El regreso y la fuerza de Donald Trump como figura política estadounidense, más allá de su evidente populismo de derecha y del respaldo de los sectores más conservadores del país, es también una muestra de un modelo agotado que intenta sobrevivir a su propia catástrofe.
La figura del “Tío Sam”, nacida como herramienta propagandística de reclutamiento militar, evolucionó con el paso de los años hasta convertirse en el reflejo de la hegemonía mundial que Estados Unidos ostentó como gran protagonista, como ganadora de dos guerras mundiales y, evidentemente, como triunfadora de la Guerra Fría.

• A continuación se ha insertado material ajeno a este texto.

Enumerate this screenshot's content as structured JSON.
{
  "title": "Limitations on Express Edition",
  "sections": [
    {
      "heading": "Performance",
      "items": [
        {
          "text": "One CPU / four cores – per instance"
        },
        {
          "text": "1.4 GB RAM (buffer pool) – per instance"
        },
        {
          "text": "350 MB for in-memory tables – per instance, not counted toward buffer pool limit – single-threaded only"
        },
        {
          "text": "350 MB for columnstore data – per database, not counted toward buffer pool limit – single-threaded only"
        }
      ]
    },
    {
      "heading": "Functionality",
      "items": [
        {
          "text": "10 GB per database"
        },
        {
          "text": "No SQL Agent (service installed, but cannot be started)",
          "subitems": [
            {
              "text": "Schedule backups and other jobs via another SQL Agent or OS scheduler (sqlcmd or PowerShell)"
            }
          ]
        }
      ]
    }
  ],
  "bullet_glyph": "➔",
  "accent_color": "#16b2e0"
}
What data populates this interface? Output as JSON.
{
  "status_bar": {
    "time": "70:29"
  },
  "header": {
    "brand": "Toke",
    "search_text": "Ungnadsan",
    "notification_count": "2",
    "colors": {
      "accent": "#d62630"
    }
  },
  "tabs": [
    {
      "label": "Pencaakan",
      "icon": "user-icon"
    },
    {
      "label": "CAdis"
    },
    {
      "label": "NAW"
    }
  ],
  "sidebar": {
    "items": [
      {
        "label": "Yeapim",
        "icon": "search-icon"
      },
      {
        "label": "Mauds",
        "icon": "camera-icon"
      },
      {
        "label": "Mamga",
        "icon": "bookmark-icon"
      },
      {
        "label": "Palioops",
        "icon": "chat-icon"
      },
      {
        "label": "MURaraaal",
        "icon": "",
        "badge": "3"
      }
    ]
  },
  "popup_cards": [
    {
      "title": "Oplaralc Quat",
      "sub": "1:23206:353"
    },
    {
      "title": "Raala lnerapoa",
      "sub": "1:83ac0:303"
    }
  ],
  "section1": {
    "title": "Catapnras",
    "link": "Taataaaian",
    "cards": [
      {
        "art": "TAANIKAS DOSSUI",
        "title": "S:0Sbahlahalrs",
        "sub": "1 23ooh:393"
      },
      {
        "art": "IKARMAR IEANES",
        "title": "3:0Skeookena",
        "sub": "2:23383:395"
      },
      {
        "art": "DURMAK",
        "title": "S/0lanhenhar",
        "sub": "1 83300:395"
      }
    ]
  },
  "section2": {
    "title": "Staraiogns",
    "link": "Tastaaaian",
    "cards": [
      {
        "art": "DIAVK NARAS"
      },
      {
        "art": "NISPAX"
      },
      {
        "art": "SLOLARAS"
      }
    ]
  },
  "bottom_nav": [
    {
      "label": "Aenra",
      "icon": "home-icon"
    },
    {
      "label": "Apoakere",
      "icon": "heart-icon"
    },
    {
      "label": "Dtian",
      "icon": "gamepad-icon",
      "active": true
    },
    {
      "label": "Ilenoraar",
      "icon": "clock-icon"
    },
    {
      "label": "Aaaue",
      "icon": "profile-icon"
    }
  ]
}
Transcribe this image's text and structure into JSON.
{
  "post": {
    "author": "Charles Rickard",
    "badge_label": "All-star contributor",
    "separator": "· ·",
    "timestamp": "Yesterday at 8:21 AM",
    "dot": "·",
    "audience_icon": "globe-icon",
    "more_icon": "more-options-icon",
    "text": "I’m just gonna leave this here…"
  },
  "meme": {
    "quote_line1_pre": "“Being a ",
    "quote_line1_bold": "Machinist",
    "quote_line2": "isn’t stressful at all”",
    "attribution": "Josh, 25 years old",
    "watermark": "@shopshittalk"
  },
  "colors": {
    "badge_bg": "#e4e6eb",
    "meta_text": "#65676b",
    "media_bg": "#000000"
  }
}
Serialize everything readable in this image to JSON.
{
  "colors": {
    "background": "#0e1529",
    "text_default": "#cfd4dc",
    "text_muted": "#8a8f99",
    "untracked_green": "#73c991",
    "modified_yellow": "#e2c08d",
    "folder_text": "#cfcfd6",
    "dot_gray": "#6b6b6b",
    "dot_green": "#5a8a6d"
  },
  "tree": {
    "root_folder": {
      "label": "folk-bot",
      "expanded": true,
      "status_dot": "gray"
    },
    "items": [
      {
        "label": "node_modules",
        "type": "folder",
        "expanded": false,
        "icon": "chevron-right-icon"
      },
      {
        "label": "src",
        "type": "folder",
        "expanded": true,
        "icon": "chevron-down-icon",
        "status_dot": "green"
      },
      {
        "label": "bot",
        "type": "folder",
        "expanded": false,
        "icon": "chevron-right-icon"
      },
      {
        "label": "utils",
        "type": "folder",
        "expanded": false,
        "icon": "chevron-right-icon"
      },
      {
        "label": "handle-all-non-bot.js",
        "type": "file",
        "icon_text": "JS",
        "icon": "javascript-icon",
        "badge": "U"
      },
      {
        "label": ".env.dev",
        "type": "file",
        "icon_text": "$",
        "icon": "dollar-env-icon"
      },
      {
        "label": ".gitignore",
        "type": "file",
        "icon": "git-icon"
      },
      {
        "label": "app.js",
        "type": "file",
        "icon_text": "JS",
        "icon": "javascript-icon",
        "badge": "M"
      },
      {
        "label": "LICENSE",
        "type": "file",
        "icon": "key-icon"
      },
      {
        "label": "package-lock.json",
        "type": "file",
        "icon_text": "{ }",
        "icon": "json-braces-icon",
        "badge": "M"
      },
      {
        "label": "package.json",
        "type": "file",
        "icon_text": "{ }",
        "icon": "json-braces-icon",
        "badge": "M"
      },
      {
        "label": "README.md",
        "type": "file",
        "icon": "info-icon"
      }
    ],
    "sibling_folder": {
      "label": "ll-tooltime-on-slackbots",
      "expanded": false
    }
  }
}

El personaje de un país que predicaba las ideas de libertad y democracia ante el mundo evolucionó para englobar el espíritu del capitalismo más generador de riqueza del planeta. Y el más salvaje.
En el alma de ese personaje se encuentran todas las características de la concepción de un mundo que, desde la perspectiva estadounidense y su “Destino Manifiesto”, debe ser tutelado por el país de la libertad como garante de la paz mundial. Obviamente, solo en la medida en que le convenga.
Como todo ciclo, en algún momento tenía que acabar. Los excesos y derroches de considerarse el epicentro del planeta, con un mundo entero a su disposición y un mercado diseñado a modo de sus propios intereses, lo llevaron a la sobreexplotación, a una cultura del despilfarro y a una sociedad trastornada por un ritmo de vida acelerado. Directo a terapia intensiva.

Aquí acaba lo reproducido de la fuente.